Unbeschreiblich sanft streichelten ein paar Finger über seine Haut. Sie waren so weich und zart und fühlten sich so gut an auf seinem Arm. Eine wohlige Gänsehaut breitete sich auf seinem Arm aus. Er regte sich und rollte sich auf seine linke Seite. Er konnte ein zufriedenes Seufzen nicht unterdrücken.
„Michael?“ Saras leise Stimme drang durch die vielen Schichten der Dunkelheit. Unendlich langsam tauchte er aus der Dunkelheit auf und je näher er der Oberfläche kam, umso schmerzvoller wurde seine Umgebung. Es passte mit seiner sanften Sara überhaupt nicht überein. Er runzelte die Stirn und musste nun leise aufkeuchen.

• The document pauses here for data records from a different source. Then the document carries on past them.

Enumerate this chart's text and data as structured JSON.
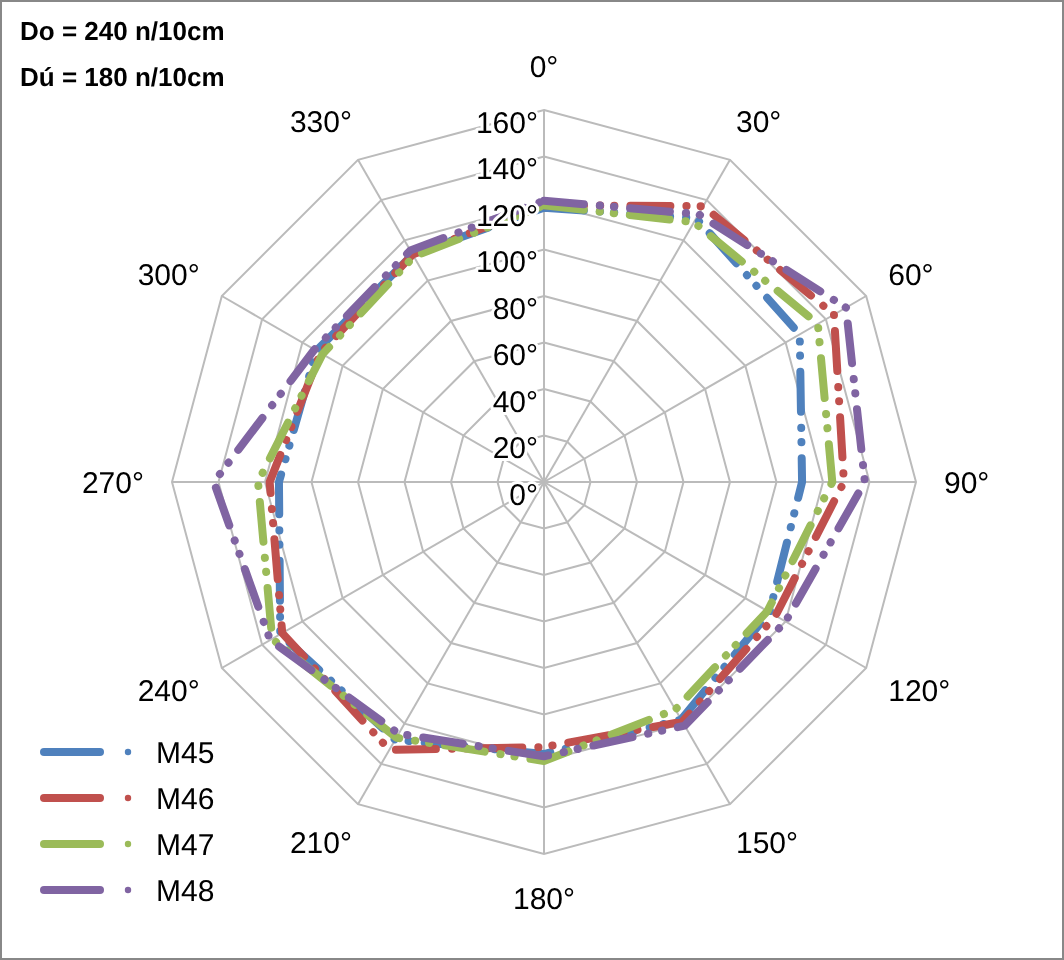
{
  "chart_data": {
    "type": "radar",
    "categories": [
      "0°",
      "30°",
      "60°",
      "90°",
      "120°",
      "150°",
      "180°",
      "210°",
      "240°",
      "270°",
      "300°",
      "330°"
    ],
    "series": [
      {
        "name": "M45",
        "color": "#4f81bd",
        "values": [
          118,
          131,
          127,
          111,
          112,
          118,
          117,
          128,
          131,
          114,
          113,
          113
        ]
      },
      {
        "name": "M46",
        "color": "#c0504d",
        "values": [
          119,
          137,
          144,
          129,
          115,
          119,
          114,
          133,
          130,
          118,
          111,
          113
        ]
      },
      {
        "name": "M47",
        "color": "#9bbb59",
        "values": [
          119,
          129,
          136,
          124,
          111,
          113,
          120,
          127,
          135,
          123,
          110,
          112
        ]
      },
      {
        "name": "M48",
        "color": "#8064a2",
        "values": [
          121,
          133,
          150,
          138,
          120,
          121,
          118,
          125,
          136,
          142,
          114,
          115
        ]
      }
    ],
    "ylim": [
      0,
      160
    ],
    "yticks": [
      {
        "value": 0,
        "label": "0°"
      },
      {
        "value": 20,
        "label": "20°"
      },
      {
        "value": 40,
        "label": "40°"
      },
      {
        "value": 60,
        "label": "60°"
      },
      {
        "value": 80,
        "label": "80°"
      },
      {
        "value": 100,
        "label": "100°"
      },
      {
        "value": 120,
        "label": "120°"
      },
      {
        "value": 140,
        "label": "140°"
      },
      {
        "value": 160,
        "label": "160°"
      }
    ],
    "annotations": [
      "Do = 240 n/10cm",
      "Dú = 180 n/10cm"
    ],
    "grid": true,
    "legend": "bottom left",
    "line_style": "dashed"
  }
}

„Michael“, wiederholte sie zärtlich. „ich weiß, du willst am liebsten weiter schlafen, aber ich muss dich wecken.“ Abermals spürte er ihre weichen Finger an seinen nackten Arm und er regte sich wieder etwas. Als er ihre Lippen auf seiner Stirn spürte, öffnete er ganz langsam die Augen und sah sie direkt an. Sie kniete neben ihm und hatte sich leicht zu ihm vorgebeugt. Sekundenlang sahen sie sich einfach in die Augen und Michael ignorierte mit aller Macht die wachsenden Schmerzen in seinen Kopf. Er wollte ganz und gar bei seiner Sara sein. Ein liebevolles Lächeln stahl sich auf seine Lippen.
Sie erwiderte sein Lächeln und streichelte ganz sacht, fast hauchzart über seine Stirn.
„Hey“, flüsterte sie und er spürte, wie seine Augen anfingen zu strahlen.
„Hey“, lächelte er sie voller Liebe an.
„Es tut mir leid, dass ich dich wecken musste …“
„Du darfst mich immer wecken“, unterbrach er sie, hob fast zeitlupenartig seine Hand und legte sie an ihre Wange. Sie musste erneut lächeln und legte ihre Hand auf seine.  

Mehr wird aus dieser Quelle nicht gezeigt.